KENDARI, DETIKSULTRA.COM – Kementerian Pendidikan, Kebudayaan, Riset dan Teknologi melalui Direktorat Kepercayaan terhadap Tuhan YME dan Masyarakat Adat menggelar kegiatan sekolah lapang kearifan lokal masyarakat adat Kapota di Kabupaten Wakatobi, Provinsi Sulawesi Tenggara (Sultra).
Sekolah kearifan lokal ini bekerjsama dengan Dinas Pendidikan dan Kebudayaan (Dikbud) Kabupaten Wakatobi serta melibatkan para tokoh adat bersama dengan pemuda-pemudi adat Kapota.
Penyelenggaraannya dilaksanakan dimulai dengan pembekalan teknis bagi para pandu budaya masyarakat adat Kapota, 23-24 Juni 2022.
Kepala Dikbud Kabupaten Wakatobi, La Aliwangi mengatakan kegiatan sekolah lapang kearifan lokal merupakan salah satu bentuk pendidikan kontekstual dalam rangka mendukung proses pemajuan kebudayaan oleh masyarakat adat.

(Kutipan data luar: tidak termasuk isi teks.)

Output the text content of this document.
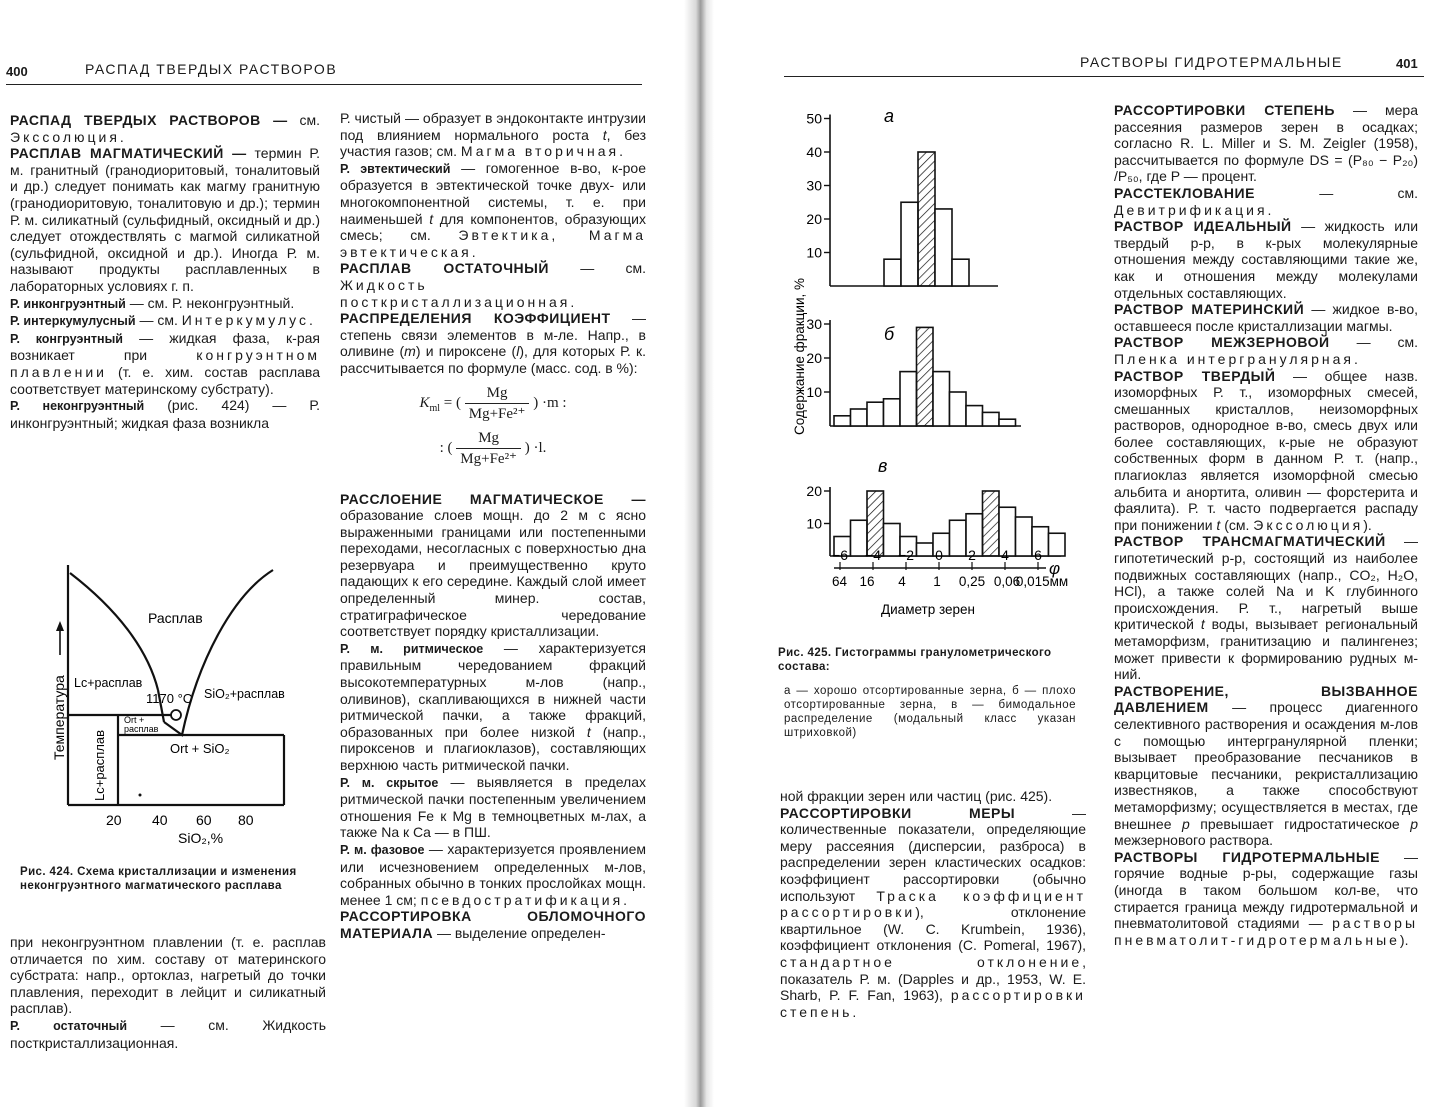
400	РАСПАД ТВЕРДЫХ РАСТВОРОВ

РАСПАД ТВЕРДЫХ РАСТВОРОВ — см. Эксcолюция.

РАСПЛАВ МАГМАТИЧЕСКИЙ — термин Р. м. гранитный (гранодиоритовый, тоналитовый и др.) следует понимать как магму гранитную (гранодиоритовую, тоналитовую и др.); термин Р. м. силикатный (сульфидный, оксидный и др.) следует отождествлять с магмой силикатной (сульфидной, оксидной и др.). Иногда Р. м. называют продукты расплавленных в лабораторных условиях г. п.

Р. инконгруэнтный — см. Р. неконгруэнтный.

Р. интеркумулусный — см. Интеркумулус.

Р. конгруэнтный — жидкая фаза, к-рая возникает при	конгруэнтном плавлении (т. е. хим. состав расплава соответствует материнскому субстрату).

Р. неконгруэнтный (рис. 424) — Р. инконгруэнтный; жидкая фаза возникла

Расплав
Lc+расплав
1170 °C SiO₂+расплав
Ort +
расплав
Ort + SiO₂
Lc+расплав
Температура
20 40 60 80
SiO₂,%
Рис. 424. Схема кристаллизации и изменения неконгруэнтного магматического расплава

при неконгруэнтном плавлении (т. е. расплав отличается по хим. составу от материнского субстрата: напр., ортоклаз, нагретый до точки плавления, переходит в лейцит и силикатный расплав).

Р. остаточный — см. Жидкость посткристаллизационная.

Р. чистый — образует в эндоконтакте интрузии под влиянием нормального роста t, без участия газов; см. Магма вторичная.

Р. эвтектический — гомогенное в-во, к-рое образуется в эвтектической точке двух- или многокомпонентной системы, т. е. при наименьшей t для компонентов, образующих смесь; см. Эвтектика, Магма эвтектическая.

РАСПЛАВ ОСТАТОЧНЫЙ — см. Жидкость посткристаллизационная.

РАСПРЕДЕЛЕНИЯ КОЭФФИЦИЕНТ — степень связи элементов в м-ле. Напр., в оливине (m) и пироксене (l), для которых Р. к. рассчитывается по формуле (масс. сод. в %):

$K_{ml}$ = ( $\frac{Mg}{\text{Mg+Fe²⁺}}$ ) ·m :
: ( $\frac{Mg}{\text{Mg+Fe²⁺}}$ ) ·l.

РАССЛОЕНИЕ МАГМАТИЧЕСКОЕ — образование слоев мощн. до 2 м с ясно выраженными границами или постепенными переходами, несогласных с поверхностью дна резервуара и преимущественно круто падающих к его середине. Каждый слой имеет определенный минер. состав, стратиграфическое чередование соответствует порядку кристаллизации.

Р. м. ритмическое — характеризуется правильным чередованием фракций высокотемпературных м-лов (напр., оливинов), скапливающихся в нижней части ритмической пачки, а также фракций, образованных при более низкой t (напр., пироксенов и плагиоклазов), составляющих верхнюю часть ритмической пачки.

Р. м. скрытое — выявляется в пределах ритмической пачки постепенным увеличением отношения Fe к Mg в темноцветных м-лах, а также Na к Ca — в ПШ.

Р. м. фазовое — характеризуется проявлением или исчезновением определенных м-лов, собранных обычно в тонких прослойках мощн. менее 1 см; псевдостратификация.

РАССОРТИРОВКА ОБЛОМОЧНОГО МАТЕРИАЛА — выделение определен-

РАСТВОРЫ ГИДРОТЕРМАЛЬНЫЕ	401
50
40
30
20
10
30
20
10
20
10
−6 −4 −2 0 2 4 6
64 16 4 1 0,25 0,06
0,015мм
а
б
в
Содержание фракции, %
φ
Диаметр зерен
Рис. 425. Гистограммы гранулометрического состава:
а — хорошо отсортированные зерна, б — плохо отсортированные зерна, в — бимодальное распределение (модальный класс указан штриховкой)

ной фракции зерен или частиц (рис. 425).

РАССОРТИРОВКИ МЕРЫ	— количественные показатели, определяющие меру рассеяния (дисперсии, разброса) в распределении зерен кластических осадков: коэффициент рассортировки (обычно используют Траска коэффициент рассортировки), отклонение квартильное (W. C. Krumbein, 1936), коэффициент отклонения (C. Pomeral, 1967), стандартное отклонение, показатель Р. м. (Dapples и др., 1953, W. E. Sharb, P. F. Fan, 1963), рассортировки степень.

РАССОРТИРОВКИ СТЕПЕНЬ — мера рассеяния размеров зерен в осадках; согласно R. L. Miller и S. M. Zeigler (1958), рассчитывается по формуле DS = (P₈₀ − P₂₀) /P₅₀, где P — процент.

РАССТЕКЛОВАНИЕ	— см. Девитрификация.

РАСТВОР ИДЕАЛЬНЫЙ — жидкость или твердый р-р, в к-рых молекулярные отношения между составляющими такие же, как и отношения между молекулами отдельных составляющих.

РАСТВОР МАТЕРИНСКИЙ — жидкое в-во, оставшееся после кристаллизации магмы.

РАСТВОР МЕЖЗЕРНОВОЙ — см. Пленка интергранулярная.

РАСТВОР ТВЕРДЫЙ — общее назв. изоморфных Р. т., изоморфных смесей, смешанных кристаллов, неизоморфных растворов, однородное в-во, смесь двух или более составляющих, к-рые не образуют собственных форм в данном Р. т. (напр., плагиоклаз является изоморфной смесью альбита и анортита, оливин — форстерита и фаялита). Р. т. часто подвергается распаду при понижении t (см. Эксcолюция).

РАСТВОР ТРАНСМАГМАТИЧЕСКИЙ — гипотетический р-р, состоящий из наиболее подвижных составляющих (напр., CO₂, H₂O, HCl), а также солей Na и K глубинного происхождения. Р. т., нагретый выше критической t воды, вызывает региональный метаморфизм, гранитизацию и палингенез; может привести к формированию рудных м-ний.

РАСТВОРЕНИЕ, ВЫЗВАННОЕ ДАВЛЕНИЕМ — процесс диагенного селективного растворения и осаждения м-лов с помощью интергранулярной пленки; вызывает преобразование песчаников в кварцитовые песчаники, рекристаллизацию известняков, а также способствуют метаморфизму; осуществляется в местах, где внешнее p превышает гидростатическое p межзернового раствора.

РАСТВОРЫ ГИДРОТЕРМАЛЬНЫЕ — горячие водные р-ры, содержащие газы (иногда в таком большом кол-ве, что стирается граница между гидротермальной и пневматолитовой стадиями — растворы пневматолит-гидротермальные).
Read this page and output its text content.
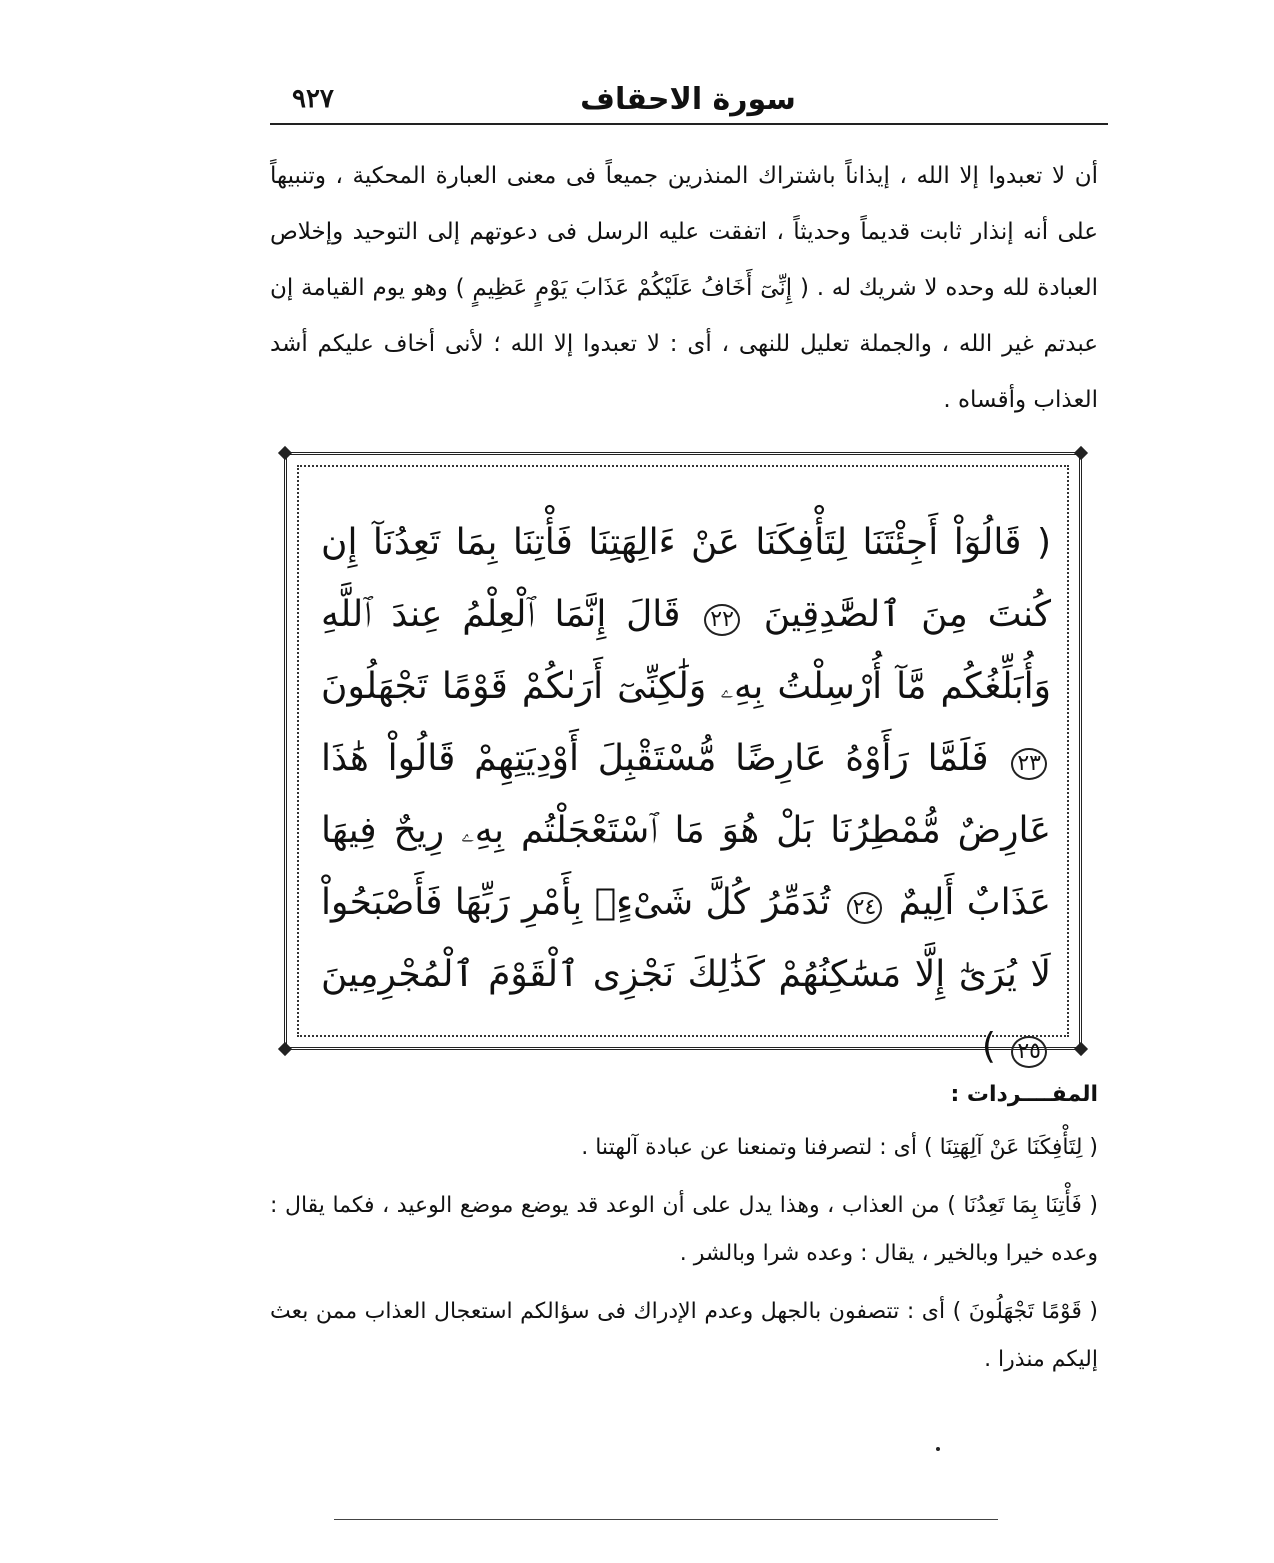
٩٢٧	سورة الاحقاف

أن لا تعبدوا إلا الله ، إيذاناً باشتراك المنذرين جميعاً فى معنى العبارة المحكية ، وتنبيهاً على أنه إنذار ثابت قديماً وحديثاً ، اتفقت عليه الرسل فى دعوتهم إلى التوحيد وإخلاص العبادة لله وحده لا شريك له . ( إِنِّىٓ أَخَافُ عَلَيْكُمْ عَذَابَ يَوْمٍ عَظِيمٍ ) وهو يوم القيامة إن عبدتم غير الله ، والجملة تعليل للنهى ، أى : لا تعبدوا إلا الله ؛ لأنى أخاف عليكم أشد العذاب وأقساه .

( قَالُوٓاْ أَجِئْتَنَا لِتَأْفِكَنَا عَنْ ءَالِهَتِنَا فَأْتِنَا بِمَا تَعِدُنَآ إِن كُنتَ مِنَ ٱلصَّٰدِقِينَ ٢٢ قَالَ إِنَّمَا ٱلْعِلْمُ عِندَ ٱللَّهِ وَأُبَلِّغُكُم مَّآ أُرْسِلْتُ بِهِۦ وَلَٰكِنِّىٓ أَرَىٰكُمْ قَوْمًا تَجْهَلُونَ ٢٣ فَلَمَّا رَأَوْهُ عَارِضًا مُّسْتَقْبِلَ أَوْدِيَتِهِمْ قَالُواْ هَٰذَا عَارِضٌ مُّمْطِرُنَا بَلْ هُوَ مَا ٱسْتَعْجَلْتُم بِهِۦ رِيحٌ فِيهَا عَذَابٌ أَلِيمٌ ٢٤ تُدَمِّرُ كُلَّ شَىْءٍۭ بِأَمْرِ رَبِّهَا فَأَصْبَحُواْ لَا يُرَىٰٓ إِلَّا مَسَٰكِنُهُمْ كَذَٰلِكَ نَجْزِى ٱلْقَوْمَ ٱلْمُجْرِمِينَ ٢٥ )
المفــــردات :

( لِتَأْفِكَنَا عَنْ آلِهَتِنَا ) أى : لتصرفنا وتمنعنا عن عبادة آلهتنا .

( فَأْتِنَا بِمَا تَعِدُنَا ) من العذاب ، وهذا يدل على أن الوعد قد يوضع موضع الوعيد ، فكما يقال : وعده خيرا وبالخير ، يقال : وعده شرا وبالشر .

( قَوْمًا تَجْهَلُونَ ) أى : تتصفون بالجهل وعدم الإدراك فى سؤالكم استعجال العذاب ممن بعث إليكم منذرا .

Dengan harapan bahwa para pandu budaya memahami teknik dan metode menemukenali dan menggali objek pemajuan kebudayaan sehingga tersusun Dokumen Temukenali Objek Pemajuan Kebudayaan (DTK).
“Tentunya kita mengapresiasi adanya sekolah lapang kearifan lokal di Kabupaten Wakatobi dan menginginkan agar para pandu budaya nanti mampu menggali kekayaan sepuluh objek pemajuan budaya sebagai sumber identitas budaya di Kapota,” ujar dia, Kamis (23/6/2022).
Sementara itu, Pamong Budaya Ahli Madya dari Direktorat Kepercayaan terhadap Tuhan YME dan Masyarakat Adat, Agus Setiabudimenyampaikan bahwa potensi kekayaan sumberdaya maritim di Pulau Kapota perlu dioptimalkan pengelolaannya berdasarkan adat istiadat melalui sekolah lapang kearifan lokal.
Menurutnya, sekolah lapang kearifan lokal memberikan ruang bagi generasi muda adat untuk belajar berbagai ragam kekayaan objek pemajuan kebudayaan milik masyarakat adat.
Sebagai salah satu bentuk pendidikan kontekstual, sekolah lapang kearifan lokal dapat dijadikan sebagai ajang regenerasi guna mempersiapkan keberlanjutan kepemimpinan adat istiadat.
Melalui sekolah lapang generasi muda adat menemu kenali berbagai kekayaan ragam budayanya. Proses transfer pengetahuan antar generasi, dari para empu sebagai pemilik pengetahuan tradisional kepada para generasi muda berlangsung dalam sekolah lapang kearifan lokal.
Para pemuda-pemudi adat maupun para tokoh adat sepakat bahwasanya saat ini terjadi pengikisan budaya yang begitu kuat sehingga terdapat beberapa tradisi yang terancam punah di Kapota.
“Sekolah lapang kearifan lokal diharapkan mampu mengurai permasalahan tersebut,” harapnya.
Dia menambahkan, selain menemukenali berbagai ragam budaya yang terancam punah, sekolah lapang juga merevitalisasi kekayaan pengetahuan dan teknologi tradisional.
Tidak sekedar merevitalisasi berbagai budaya yang akan punah, sekolah lapang juga berupaya memanfaatkan keberadaan teknologi dan pengetahuan tradisional yang ada sehingga mampu berkontribusi bagi ekonomi masyarakat adat di wilayah Adat Kapota.